At the Martin Luther University of Halle-Wittenberg he had a great role in the establishment of the Modern algebraic school.

==Family==
His father, Lajos Kertész (1899–1974) was a teacher of music. His mother was Mária Nyíri. He had three siblings. Andor Kertész's wife was Ilona Tóth, teacher of history and geography.

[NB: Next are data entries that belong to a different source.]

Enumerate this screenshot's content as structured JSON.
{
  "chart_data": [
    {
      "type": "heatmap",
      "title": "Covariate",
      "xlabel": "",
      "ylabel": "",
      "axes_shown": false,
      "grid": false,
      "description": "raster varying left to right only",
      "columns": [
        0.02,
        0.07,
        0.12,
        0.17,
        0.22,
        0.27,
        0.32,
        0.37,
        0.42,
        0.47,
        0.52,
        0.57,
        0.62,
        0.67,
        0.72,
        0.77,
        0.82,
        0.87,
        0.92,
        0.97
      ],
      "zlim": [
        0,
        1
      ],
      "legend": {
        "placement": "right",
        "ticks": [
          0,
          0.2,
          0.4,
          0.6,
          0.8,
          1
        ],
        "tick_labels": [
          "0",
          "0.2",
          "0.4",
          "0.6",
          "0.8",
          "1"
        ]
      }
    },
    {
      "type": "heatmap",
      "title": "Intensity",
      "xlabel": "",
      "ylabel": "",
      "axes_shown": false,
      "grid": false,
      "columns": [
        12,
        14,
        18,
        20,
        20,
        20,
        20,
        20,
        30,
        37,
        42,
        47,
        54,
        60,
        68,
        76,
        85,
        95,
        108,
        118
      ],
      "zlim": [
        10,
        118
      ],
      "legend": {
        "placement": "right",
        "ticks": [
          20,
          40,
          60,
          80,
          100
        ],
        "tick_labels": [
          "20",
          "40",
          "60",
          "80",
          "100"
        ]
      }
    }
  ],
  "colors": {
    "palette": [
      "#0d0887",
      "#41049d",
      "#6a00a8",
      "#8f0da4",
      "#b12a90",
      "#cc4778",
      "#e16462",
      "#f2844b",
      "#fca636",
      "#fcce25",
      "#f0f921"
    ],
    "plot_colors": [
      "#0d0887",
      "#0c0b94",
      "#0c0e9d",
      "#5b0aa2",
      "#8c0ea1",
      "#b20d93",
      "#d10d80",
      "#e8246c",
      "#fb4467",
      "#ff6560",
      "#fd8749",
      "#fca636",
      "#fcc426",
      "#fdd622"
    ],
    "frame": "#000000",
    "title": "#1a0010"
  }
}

They had two children, a daughter, physician Gabriella Kertész and a son, linguist András Kertész.

==Committee memberships==
- Academy of Sciences Leopoldina, member
- Publicationes Mathematicae Debrecen, member of the editorial board
- Mathematical Reviews, editor
- German Mathematical Society, member

==Awards and honors==
- Grand Prize of the Hungarian Academy of Sciences (1968)
- Bronze Medal of Martin Luther University of Halle-Wittenberg (1971)

==Selected works==
===Papers===
- Kertész, Andor: On the groups every subgroup of which is a direct summand, Publicationes Mathematicae 2, Debrecen, 74–75, 1951.
- Kertész, Andor–Szele, Tibor (1951). "On abelian groups every multiple of which is a direct summand : To Professor Reinhold Baer on his 50th birthday"
- Kertész, Andor: On the decomposibility of abelian p-groups into the direct sum of cyclic groups, Acta Mathematica Academiae Scientiarum Hungaricae 3, 121–126, 1952.
- Kertész, Andor–Szele, Tibor: On the smallest distance of two lines in 3-space, Publicationes Mathematicae 2, Debrecen, 308–309, 1952.
- Kertész, Andor: On fully decomposible abelian torsion groups, Acta Mathematica Academiae Scientiarum Hungaricae 3, 225–232, 1952.
- Kertész, Andor: Systems of equations over modules : To Professor Alexander Kurosh on hit 50th birthday. Acta scientiarum mathematicarum, (18) 3–4. pp. 207–234. (1957)
- Kertész, Andor: On independent sets of elements in algebra : To Professor L. Rédei on his 60th birthday. Acta scientiarum mathematicarum, (21) 3–4. pp. 260–269. (1960)
- Kertész, Andor: On multimodules, Archiv der Mathematik 13, 267–274, 1962.
- Kertész, Andor: A new proof of Litoff's theorem, Acta Mathematica Academiae Scientiarum Hungaricae 23, 1–3, 1972.

===Books===
- Kertész, Andor: Vorlesungen über Artinsche Ringe, Akadémiai Kiadó, Budapest; Teubner Verlag, Leipzig, 1968.
- Kertész, Andor: Einführung in die transfinite Algebra, Akadémiai Kiadó, Budapest, 1975. ISBN 963-05-0382-4
- Kertész, Andor–Manfred Stern: Georg Cantor 1845–1918, Schöpfer der Mengenlehre, Halle, 1983.
- Kertész, Andor: Lectures on Artian Rings, Akadémiai Kiadó, Budapest, 1987.

==Bibliography==
- Huynh, Dinh Van, In memory of Professor Andor Kertész, in K Richter (ed.), Erinnerungen an Andor Kertész (1929–1974). Georg Cantor Heft, Sonderheft (Georg-Cantor-Vereinigung der Freunde und Förderer von Mathematik und Informatik an der Martin-Luther-Universität Halle-Wittenberg. E V, Halle/Saale, 2010), 35–36.